Al'Ka vient secouer la tête dans la négative .. « Je ne connais pas .. les dessins » son doigt caressant les traces noires des lettres sur la couverture usée . Il viendra fixer la jeune S'Wari qui semble ravie de son cadeau et pressera le livre dans sa main « J'ai offert une chance aux blancs ..Sa'Afi , Yali .. Tarik .. ou M'ko , .. viennent de ton peuple .. apprends leur mon langage .. el Schendien .. si deux d'entre eux peuvent comprendre la langue de notre Jungle , je te rendrai cette liberté que je t'ai prise .. Kuwafundisha lugha yetu » (Apprends leur notre Langue).
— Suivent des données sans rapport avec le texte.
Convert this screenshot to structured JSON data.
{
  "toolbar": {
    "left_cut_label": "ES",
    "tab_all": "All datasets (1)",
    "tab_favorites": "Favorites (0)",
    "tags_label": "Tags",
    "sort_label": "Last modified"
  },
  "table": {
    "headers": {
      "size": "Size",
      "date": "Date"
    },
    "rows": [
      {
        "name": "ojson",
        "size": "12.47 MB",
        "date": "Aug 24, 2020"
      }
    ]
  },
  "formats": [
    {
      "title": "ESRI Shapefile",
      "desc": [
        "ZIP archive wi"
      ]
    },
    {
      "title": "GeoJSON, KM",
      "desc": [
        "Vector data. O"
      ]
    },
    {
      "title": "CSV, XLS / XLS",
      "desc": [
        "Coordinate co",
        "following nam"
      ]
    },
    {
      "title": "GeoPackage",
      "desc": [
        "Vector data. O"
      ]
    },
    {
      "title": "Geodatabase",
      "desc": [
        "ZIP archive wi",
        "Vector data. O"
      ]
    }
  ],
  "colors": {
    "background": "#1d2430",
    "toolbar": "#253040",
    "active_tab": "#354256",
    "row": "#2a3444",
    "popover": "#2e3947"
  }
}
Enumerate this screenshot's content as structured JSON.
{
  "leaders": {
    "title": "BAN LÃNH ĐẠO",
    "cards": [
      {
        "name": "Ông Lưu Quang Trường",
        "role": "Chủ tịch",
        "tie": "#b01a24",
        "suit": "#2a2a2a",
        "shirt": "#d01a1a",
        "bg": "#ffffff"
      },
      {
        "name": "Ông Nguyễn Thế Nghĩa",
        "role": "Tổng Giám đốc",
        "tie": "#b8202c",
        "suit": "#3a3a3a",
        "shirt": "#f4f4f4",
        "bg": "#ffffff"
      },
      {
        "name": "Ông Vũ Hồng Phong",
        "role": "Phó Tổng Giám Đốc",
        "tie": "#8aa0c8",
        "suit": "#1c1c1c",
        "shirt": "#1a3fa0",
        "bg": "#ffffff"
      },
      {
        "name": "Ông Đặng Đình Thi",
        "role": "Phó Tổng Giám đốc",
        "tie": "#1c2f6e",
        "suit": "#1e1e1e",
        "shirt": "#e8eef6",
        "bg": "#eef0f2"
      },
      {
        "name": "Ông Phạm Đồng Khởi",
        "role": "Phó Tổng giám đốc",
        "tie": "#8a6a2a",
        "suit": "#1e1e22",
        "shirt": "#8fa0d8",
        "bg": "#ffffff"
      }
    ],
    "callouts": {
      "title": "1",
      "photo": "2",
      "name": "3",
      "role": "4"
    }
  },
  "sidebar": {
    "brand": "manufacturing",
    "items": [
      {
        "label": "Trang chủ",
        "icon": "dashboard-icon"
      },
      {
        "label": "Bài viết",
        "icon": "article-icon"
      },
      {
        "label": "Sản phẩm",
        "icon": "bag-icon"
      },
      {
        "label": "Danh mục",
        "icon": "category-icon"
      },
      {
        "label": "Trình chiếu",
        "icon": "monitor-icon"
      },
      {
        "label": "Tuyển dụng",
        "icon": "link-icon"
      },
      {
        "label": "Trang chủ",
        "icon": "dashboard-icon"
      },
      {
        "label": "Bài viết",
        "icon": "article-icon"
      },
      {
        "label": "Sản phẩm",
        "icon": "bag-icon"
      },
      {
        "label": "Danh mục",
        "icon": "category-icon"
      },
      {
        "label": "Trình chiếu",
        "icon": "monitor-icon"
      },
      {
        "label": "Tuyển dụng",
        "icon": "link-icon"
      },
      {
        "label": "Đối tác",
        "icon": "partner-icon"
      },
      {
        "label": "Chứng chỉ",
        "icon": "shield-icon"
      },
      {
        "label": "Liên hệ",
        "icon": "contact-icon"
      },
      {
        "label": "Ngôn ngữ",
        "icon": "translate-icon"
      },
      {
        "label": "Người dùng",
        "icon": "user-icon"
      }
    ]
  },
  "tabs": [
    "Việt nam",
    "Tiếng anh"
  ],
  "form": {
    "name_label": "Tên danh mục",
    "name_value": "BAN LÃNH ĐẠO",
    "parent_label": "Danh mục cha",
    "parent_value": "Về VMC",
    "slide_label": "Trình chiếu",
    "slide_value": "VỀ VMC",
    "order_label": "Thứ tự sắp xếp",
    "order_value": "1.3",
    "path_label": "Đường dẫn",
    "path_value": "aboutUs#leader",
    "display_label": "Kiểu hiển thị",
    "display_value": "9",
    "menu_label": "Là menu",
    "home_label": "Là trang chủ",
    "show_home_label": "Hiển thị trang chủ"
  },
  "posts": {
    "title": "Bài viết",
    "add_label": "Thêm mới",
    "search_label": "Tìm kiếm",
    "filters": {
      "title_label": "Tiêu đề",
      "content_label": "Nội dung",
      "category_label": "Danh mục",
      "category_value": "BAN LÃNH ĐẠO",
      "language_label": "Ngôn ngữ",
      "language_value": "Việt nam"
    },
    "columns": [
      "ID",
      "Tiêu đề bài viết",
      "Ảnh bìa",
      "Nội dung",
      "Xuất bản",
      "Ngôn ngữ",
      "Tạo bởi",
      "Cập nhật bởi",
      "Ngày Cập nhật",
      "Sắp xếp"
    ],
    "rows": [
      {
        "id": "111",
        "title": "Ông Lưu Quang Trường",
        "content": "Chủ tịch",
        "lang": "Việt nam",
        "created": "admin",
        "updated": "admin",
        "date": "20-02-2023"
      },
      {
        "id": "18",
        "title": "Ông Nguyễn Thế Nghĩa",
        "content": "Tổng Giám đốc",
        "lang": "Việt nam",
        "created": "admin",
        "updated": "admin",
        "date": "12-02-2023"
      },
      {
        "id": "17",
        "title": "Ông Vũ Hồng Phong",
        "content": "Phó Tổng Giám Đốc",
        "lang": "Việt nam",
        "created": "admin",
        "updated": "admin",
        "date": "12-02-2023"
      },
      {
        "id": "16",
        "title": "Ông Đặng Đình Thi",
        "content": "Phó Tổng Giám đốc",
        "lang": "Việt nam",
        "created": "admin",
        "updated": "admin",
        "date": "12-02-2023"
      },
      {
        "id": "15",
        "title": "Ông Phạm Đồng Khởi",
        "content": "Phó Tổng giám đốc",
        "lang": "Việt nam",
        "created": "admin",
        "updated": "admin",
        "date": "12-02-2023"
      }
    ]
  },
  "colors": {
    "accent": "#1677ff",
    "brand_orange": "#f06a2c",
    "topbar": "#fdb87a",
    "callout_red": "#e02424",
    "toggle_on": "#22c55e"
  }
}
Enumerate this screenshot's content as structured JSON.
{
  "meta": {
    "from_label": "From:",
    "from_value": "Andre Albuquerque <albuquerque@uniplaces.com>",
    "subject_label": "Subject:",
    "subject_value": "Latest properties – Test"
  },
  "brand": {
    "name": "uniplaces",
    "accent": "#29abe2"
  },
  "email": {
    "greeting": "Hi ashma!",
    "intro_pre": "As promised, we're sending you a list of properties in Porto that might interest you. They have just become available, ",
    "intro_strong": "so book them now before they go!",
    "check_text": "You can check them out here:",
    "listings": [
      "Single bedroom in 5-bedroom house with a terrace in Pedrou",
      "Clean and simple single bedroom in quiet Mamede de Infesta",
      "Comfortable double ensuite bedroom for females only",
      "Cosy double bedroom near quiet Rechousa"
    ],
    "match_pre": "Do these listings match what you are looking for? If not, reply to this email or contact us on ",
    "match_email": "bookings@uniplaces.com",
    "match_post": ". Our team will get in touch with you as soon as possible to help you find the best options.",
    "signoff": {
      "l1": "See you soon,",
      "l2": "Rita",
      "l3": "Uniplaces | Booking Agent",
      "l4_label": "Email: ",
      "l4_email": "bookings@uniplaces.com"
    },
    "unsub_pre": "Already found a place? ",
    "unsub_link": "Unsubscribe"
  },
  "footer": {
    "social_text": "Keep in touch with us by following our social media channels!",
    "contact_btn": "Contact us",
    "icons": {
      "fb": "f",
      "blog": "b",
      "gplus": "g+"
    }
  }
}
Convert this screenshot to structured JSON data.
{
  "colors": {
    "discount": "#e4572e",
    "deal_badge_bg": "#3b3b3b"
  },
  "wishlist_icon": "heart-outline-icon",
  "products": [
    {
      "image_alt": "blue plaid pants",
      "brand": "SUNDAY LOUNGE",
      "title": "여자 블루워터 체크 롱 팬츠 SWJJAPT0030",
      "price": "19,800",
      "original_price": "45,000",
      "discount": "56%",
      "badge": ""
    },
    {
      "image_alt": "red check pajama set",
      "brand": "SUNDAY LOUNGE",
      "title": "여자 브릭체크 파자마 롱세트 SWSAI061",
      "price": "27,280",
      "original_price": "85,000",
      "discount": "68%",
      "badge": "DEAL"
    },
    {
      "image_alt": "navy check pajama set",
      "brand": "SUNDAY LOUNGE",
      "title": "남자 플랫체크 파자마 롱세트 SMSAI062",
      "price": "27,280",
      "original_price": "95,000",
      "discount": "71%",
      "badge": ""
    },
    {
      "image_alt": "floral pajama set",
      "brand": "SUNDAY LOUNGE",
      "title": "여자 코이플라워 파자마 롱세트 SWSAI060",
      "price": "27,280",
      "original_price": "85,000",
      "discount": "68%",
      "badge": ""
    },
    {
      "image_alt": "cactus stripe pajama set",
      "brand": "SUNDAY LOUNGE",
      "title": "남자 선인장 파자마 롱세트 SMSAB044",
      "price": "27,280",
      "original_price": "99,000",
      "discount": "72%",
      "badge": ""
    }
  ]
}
S'Wari garde le livre pressé contre son cœur de sa main gauche. Elle a hâte de le lire. Elle fait un pas vers lui. Très délicatement, elle vient saisir la main du chef de la tribu pour la caresser entre ses doigts : « Je le ferai », lui promet-elle d'un ton presque ferme avant que sa voix ne retrouve intégralement ses tonalités mielleuses : « mais sache qu'aujourd'hui, je suis heureuse que tu aies pris ma liberté. Mimi ni fahari kuwa na Inahan yako (je suis fière d'être ton Inahan). » Un sourire effleure les lèvres de S'Wari. Elle passe un coup de langue sur sa bouche. Le goût du sel. C'est ça : « Les Jang'Ka m'ont redonné goût à la vie ». Sa voix n'est plus qu'un murmure : « Wewe hukunisalimu kwa ladha kwa maisha » (Tu m'as redonné goût à la vie).